Although it does not deal with the factors inherent in software that almost ensure problems, chapter one outlines the fact of bugs in software, the relative rate and increasing prevalence, and future developments that may exacerbate the issue. Chapter two provides taxonomies of general types of software problems (distinguishing, for example, between a bug and a flaw), patterns of attack activities (pointing out that most exploits are used in combination), and types of system scanning activities (used to determine specific attacks that might be effective). This material is very useful in structuring the debate about software exploits and attacks in general, but, ironically, the chapter (and book) itself could benefit from better organization. Reverse engineering, both via black box testing and through code analysis, is described in chapter three. The discussion is general, and presents the different activities that can be undertaken, usually at a fairly abstract level. (This is not true in all cases: there is a chunk of twelve pages of code for a plug-in module and eight pages of script for the IDA disassembler, which is of questionable utility, depending on the familiarity the reader may have with that particular program.)
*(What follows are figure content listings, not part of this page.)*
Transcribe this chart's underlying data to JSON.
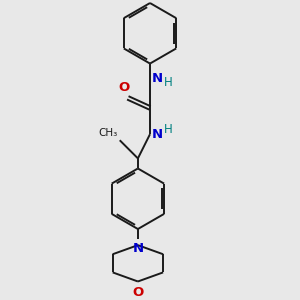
{
  "bg_color": "#e8e8e8",
  "bond_color": "#1a1a1a",
  "N_color": "#0000cc",
  "O_color": "#cc0000",
  "H_color": "#008080",
  "lw": 1.4,
  "dbo": 0.018,
  "xlim": [
    0.2,
    2.8
  ],
  "ylim": [
    0.05,
    2.95
  ]
}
At this point in the book, the issue of the validity of the "learn to exploit in order to learn to protect" philosophy should be addressed. In general, the "hack to protect" books do not provide much that is of value for the defenders. That statement is not necessarily true of this work. Since most of the presentation is at a conceptual level, it is the ideas, and not particular exploits, that are being reviewed. The authors are explaining tools and techniques that, yes, can be used by attackers, but can equally be used by those who wish to probe a given system for weaknesses in order to determine vulnerabilities to be patched. (There appears to be only one exception in chapter three: the authors note that vendor patches tend to act as a roadmap for vulnerabilities, and it is difficult to say how this technique is useful for defence, other than to note that the probability of an exploit increases after a patch has been issued.)
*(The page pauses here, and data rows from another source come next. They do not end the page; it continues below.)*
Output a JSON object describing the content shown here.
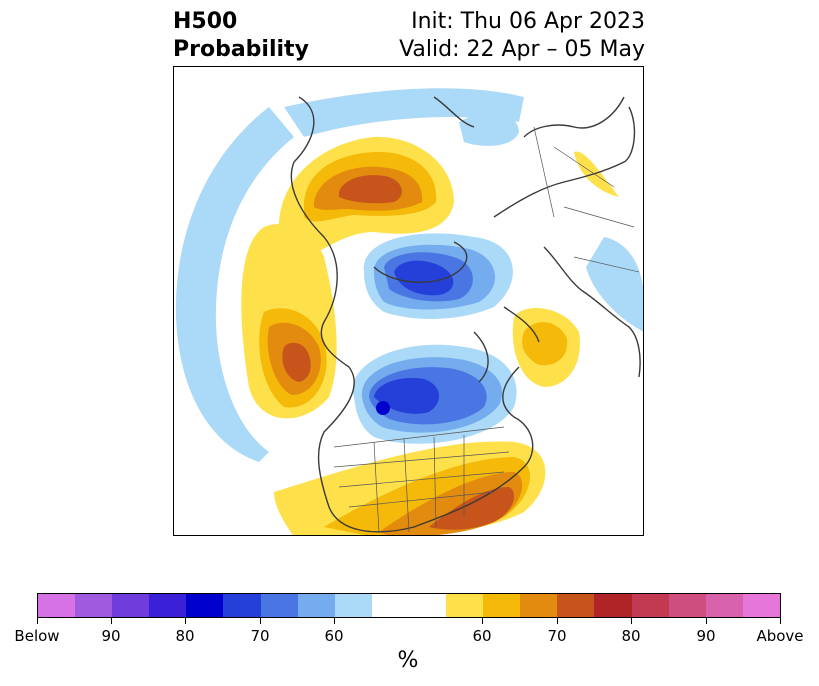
{
  "header": {
    "title_line1": "H500",
    "title_line2": "Probability",
    "init": "Init: Thu 06 Apr 2023",
    "valid": "Valid: 22 Apr – 05 May"
  },
  "colorbar": {
    "unit": "%",
    "segments": [
      "#d672e6",
      "#a05ae0",
      "#6f3ddb",
      "#3a20d6",
      "#0000cd",
      "#2540d8",
      "#4a76e4",
      "#74aced",
      "#abd9f8",
      "#ffffff",
      "#ffffff",
      "#fde04a",
      "#f5b90a",
      "#e28b0e",
      "#c7541b",
      "#b02428",
      "#c23a52",
      "#cf4e80",
      "#d962ad",
      "#e676da"
    ],
    "tick_labels": [
      "Below",
      "90",
      "80",
      "70",
      "60",
      "60",
      "70",
      "80",
      "90",
      "Above"
    ]
  },
  "map": {
    "below_colors": {
      "60": "#abd9f8",
      "70": "#74aced",
      "80": "#4a76e4",
      "90": "#2540d8",
      "95": "#0000cd"
    },
    "above_colors": {
      "55": "#fde04a",
      "60": "#f5b90a",
      "70": "#e28b0e",
      "80": "#c7541b"
    }
  }
}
Chapter four lists types of attacks on server software, while five looks at clients, primarily web browsers. Indications pointing to patterns of malformed input that are likely to generate successful exploits are described in chapter six. The classic and ubiquitous buffer overflow gets a detailed explanation (supported with a number of examples) in chapter seven, which has a strangely extensive section on RISC (Reduced Instruction Set Computer) architectures. Chapter eight is rather disappointing in light of the tone of the rest of the book: it is primarily concerned with how to create and program rootkits, and the worth for defence is doubtful.
While ultimately of greatest use to a rather select audience (those specifically concerned with finding and patching loopholes in software), this book does have a lot to say to most security professionals. The security aspects of software development tend to be glossed over too quickly in most general works on security. Specific examples of malformed input are used, in too many security texts, as evidence of the author's superior security erudition, rather than to explain the underlying concepts. Hoglund and McGraw have prepared solid tutorials and definitions of these important ideas (although one could wish that they had prepared the arrangement of the book with the same degree of care).